Lighting Science has teamed up with Google to develop a light bulb — soon to be available — that is controllable with an Android phone app.
But just as it will take consumers a while to give up familiar light sockets for lights embedded in walls or ceilings, it is likely to take cities and their public works departments some time to give up their lampposts.
Recognizing this, other companies, like the newly renamed Sensity Systems (formerly Xeralux) are reimagining lampposts as nodes in a smart network that illuminate spaces, visually monitor them, sense heat and communicate with other nodes and human monitors.
In addition to such functions — which could raise privacy concerns, though perhaps less so after the Boston Marathon bombings — the new systems could sharply cut the cost of street lighting. The data could be sold to app developers who could create, say, an app to help find parking.
The idea, said the company’s chief executive, Hugh Martin, is “wherever there’s a light, there’s data being generated.”
Mr. Maxik said: “It’s the convergence of the light source, the novel controls we can apply to it and the ability to program it which makes solid-state lighting as a category unique. That becomes the enabler of the new forms and new functions.”
Many of the elements of the nascent revolution seem in place. A host of relatively new entrants — Lighting Science, Eye Lighting, Ohm Lighting and TerraLUX among them — are moving into what had been a market dominated by large, established companies like General Electric, Philips and Osram Sylvania.
In both the newer and older camps, researchers are trying to reimagine uses for light and ways of controlling it. What kinds of controls? Adjusting the intensity of a light between dim and bright, of course, has been done for decades — but not often in outdoor settings. Other options, indoors and out, include changing the frequency and color of the light, or having it pulsate — think of the multicolor displays atop the Empire State Building.
This color-changing capability has applications far beyond the theatrical. Consider sea turtle hatchlings leaving nests along the Florida coast that are led astray by bright white lights, luring them inland when they should head seaward. Lighting Science is one of several companies that offer a solution; its $29.99 amber “turtle lights” are on sale in Satellite Beach, Fla., near the most active turtle nesting area.
For the workplace, Osram Sylvania’s researchers are looking to control light to improve office productivity. As Lori Brock, director of research and innovation at the company’s technology lab in Massachusetts, said: “It optimizes the illumination for the task you’re doing. If you sat at your desk to use the computer, maybe the overhead light would dim, increasing the contrast so you could see better.
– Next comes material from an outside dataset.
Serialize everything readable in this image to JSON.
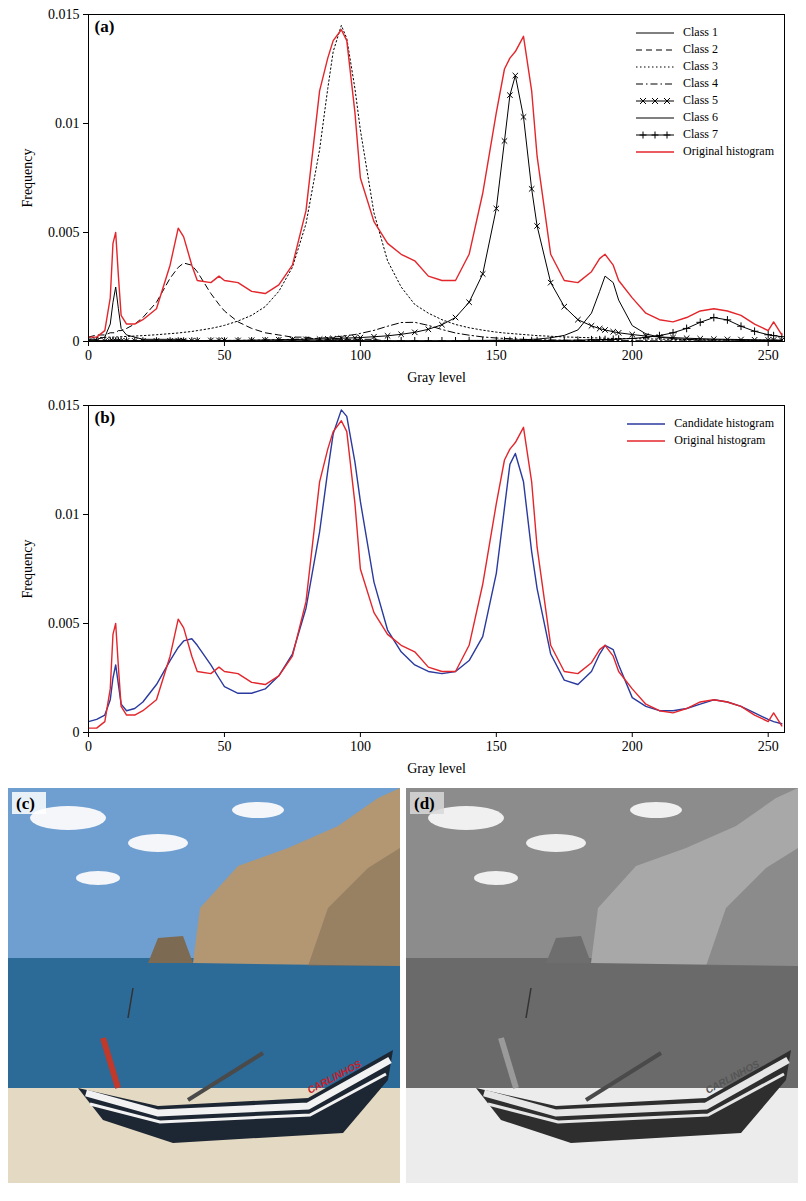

Other lights could go to an energy-saving hue.” Ideally, productivity increases while energy costs decrease.
As for health applications, the Lighting Research Center of Rensselaer Polytechnic Institute has focused its research on the physiological and psychological impacts of light. This might lead to light fixtures in hotel rooms and elsewhere that enhance sleep or restore the circadian rhythms of jet-lagged travelers.
Philips’s lighting division is working on a product that allows people with psoriasis to have light treatments at home, not in the hospital. It has also introduced a blue-light-emitting poultice to relieve muscle pain by releasing the nitric oxide in the patient’s system, stimulating blood flow.
“This is where the promise is,” said Dr. Siminovitch of the U.C. Davis center. “The promise is going to be on well-being, wellness, biology — lighting starts doing something for us that is inherently different.”